Here are the proposed changes from 185.17.206.59:
Another possibility to use keys for host1 and host2 is to specify the details of the target host using separate stanzas in ~/.ssh/config:
Host host1/host2
IdentityFile ~/.ssh/host1_rsa
Host */*
ProxyCommand ssh %r@$(dirname %h) -W $(basename %h):%p
Example: using ~/.ssh/config to differentiate between ssh from the local LAN and ssh from remote; call ssh lanhost from local LAN and ssh lanhost/remote from remote.
Host jumphost
HostName my.jumphost.com # internet reachable hostname or IP address
User jumphostuser
Port 2200 # outside reachable port, NATed to jumphost
IdentityFile ~/.ssh/jumphost_rsa
Host lanhost
HostName lanhost # must resolve in the local network, also if called from remote
User lanhostuser
Port 22
IdentityFile ~/.ssh/lanhost_rsa
Host lanhost/remote
IdentityFile ~/.ssh/lanhost_rsa # same as in "Host LANhost"
Host */remote
ProxyCommand ssh -W $(dirname %h):22 jumphost
Larsnooden (discuss • contribs) 09:24, 17 May 2016 (UTC)
Old SSH recipes
How about moving them to dedicated linked pages? It seems to me that they are more a source of confusion and verbosity, rather than useful information (I should think most SSH users keep it reasonably up to date to avoid security holes, or just let their OS update it). --46.141.101.118 (discuss) 13:22, 17 December 2019 (UTC)
- that's probably a good idea. The question will be how to fit it in within the structure of a book. There are still quite a few distros that have old versions of OpenSSH still, notably RHEL and CentOS. Larsnooden (discuss • contribs) 13:57, 17 December 2019 (UTC)
Done They're not moved out to their own pages quite yet, but I've separated them and marked them more clearly as deprecated. We'll need the old instructions around for a few more years because of relics like RHEL6 and 7 and CentOS 6 and 7. Larsnooden (discuss • contribs) 15:39, 29 May 2020 (UTC)
- RHEL7 a relic??? Sure, not the latest, but the end-of-support date is 2024! I get your point, though. Regardless, some of us need to support systems that have uptimes exceeding 10 years. This webbook is a handy resource for us poor souls. Might I also suggest the inclusion of the bash /dev/tcp redirect trick for systems that are too old for even netcat? Jlaidman (discuss • contribs) 23:32, 6 October 2020 (UTC)
- Thanks for the feedback. It is appreciated. I'll look into that redirection method and revisit the netcat method below. Which systems would predate netcat? Larsnooden (discuss • contribs) 02:32, 7 October 2020 (UTC)
- RHEL7 a relic??? Sure, not the latest, but the end-of-support date is 2024! I get your point, though. Regardless, some of us need to support systems that have uptimes exceeding 10 years. This webbook is a handy resource for us poor souls. Might I also suggest the inclusion of the bash /dev/tcp redirect trick for systems that are too old for even netcat? Jlaidman (discuss • contribs) 23:32, 6 October 2020 (UTC)

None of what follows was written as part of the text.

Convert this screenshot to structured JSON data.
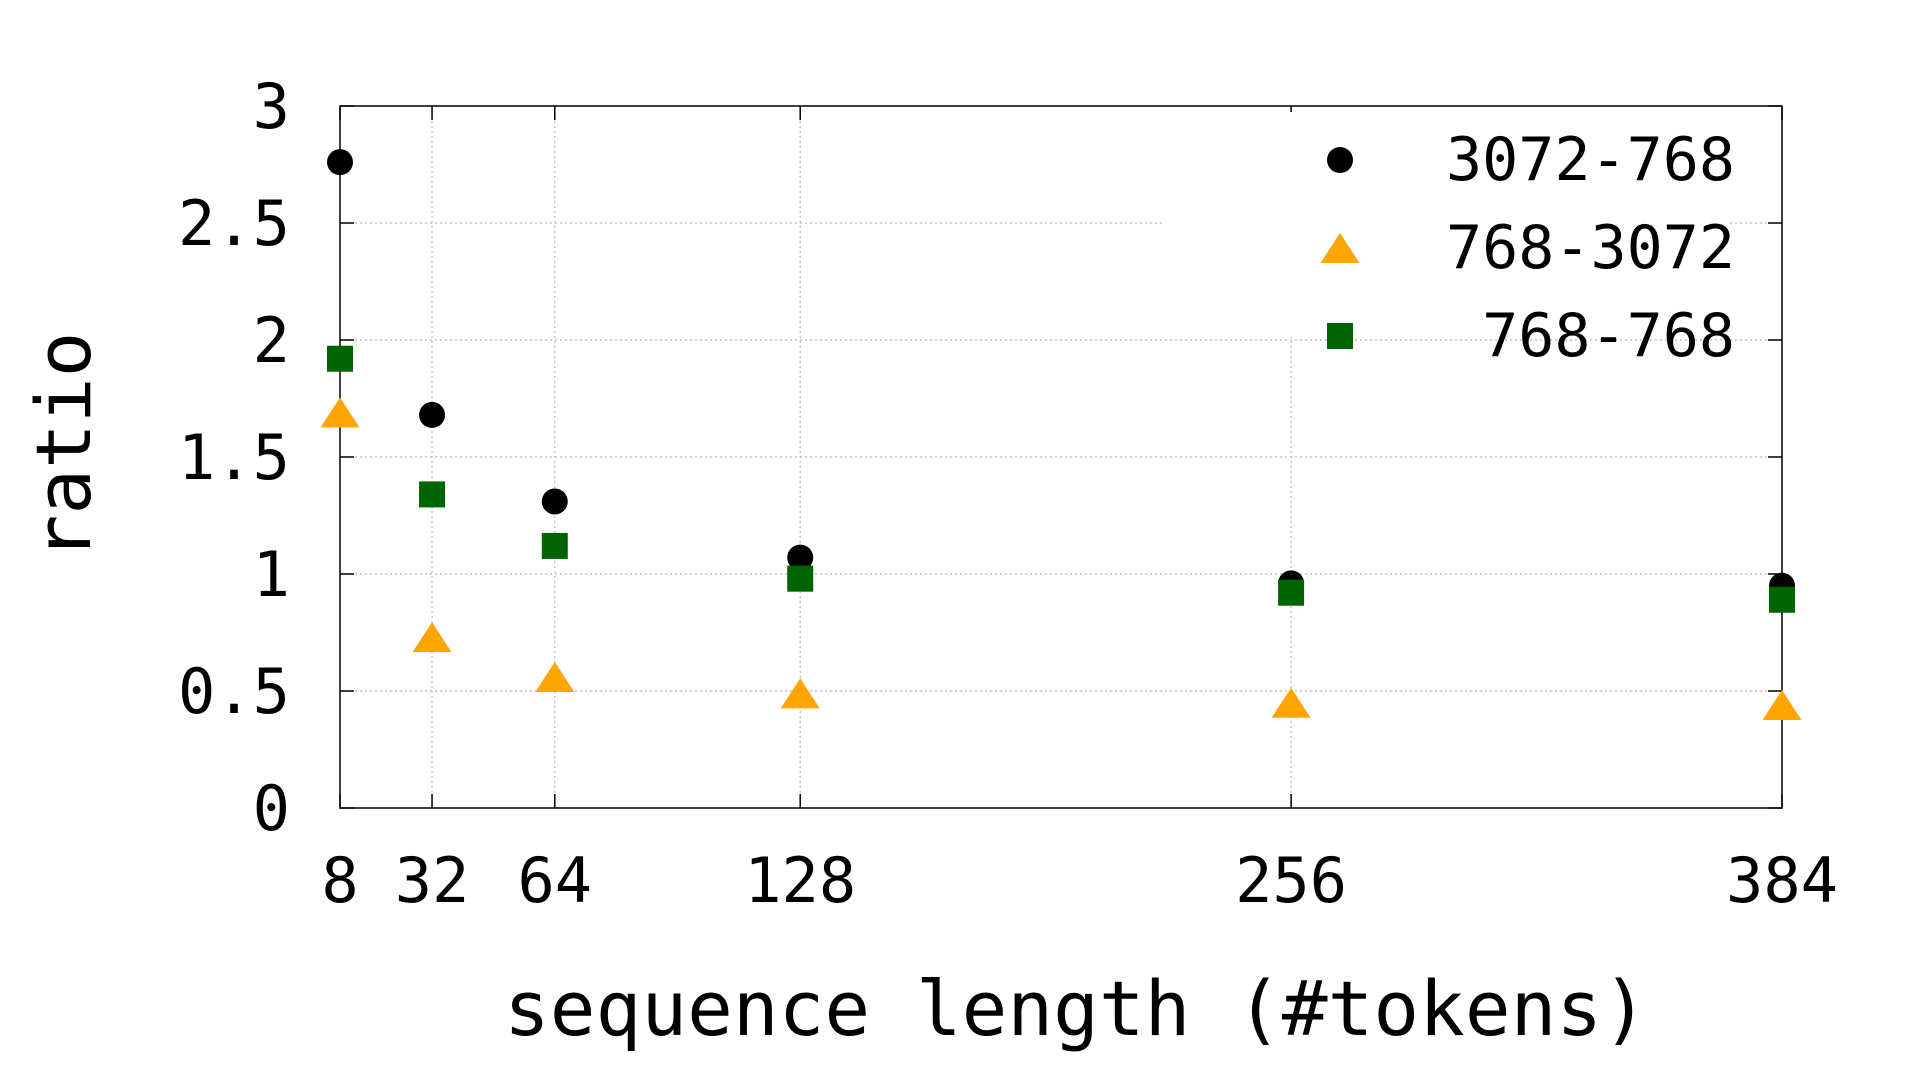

netcat allows change of username
The outdated netcat method does not allow a change of username.
I don't think this is true. In fact some of the examples that use the netcat method specify different users:
If the user accounts names are different on the two machines, that works, too. Here, 'user2' is the account on the second machine which is the final target. The user 'fred' is the account on the intermediary or jump host.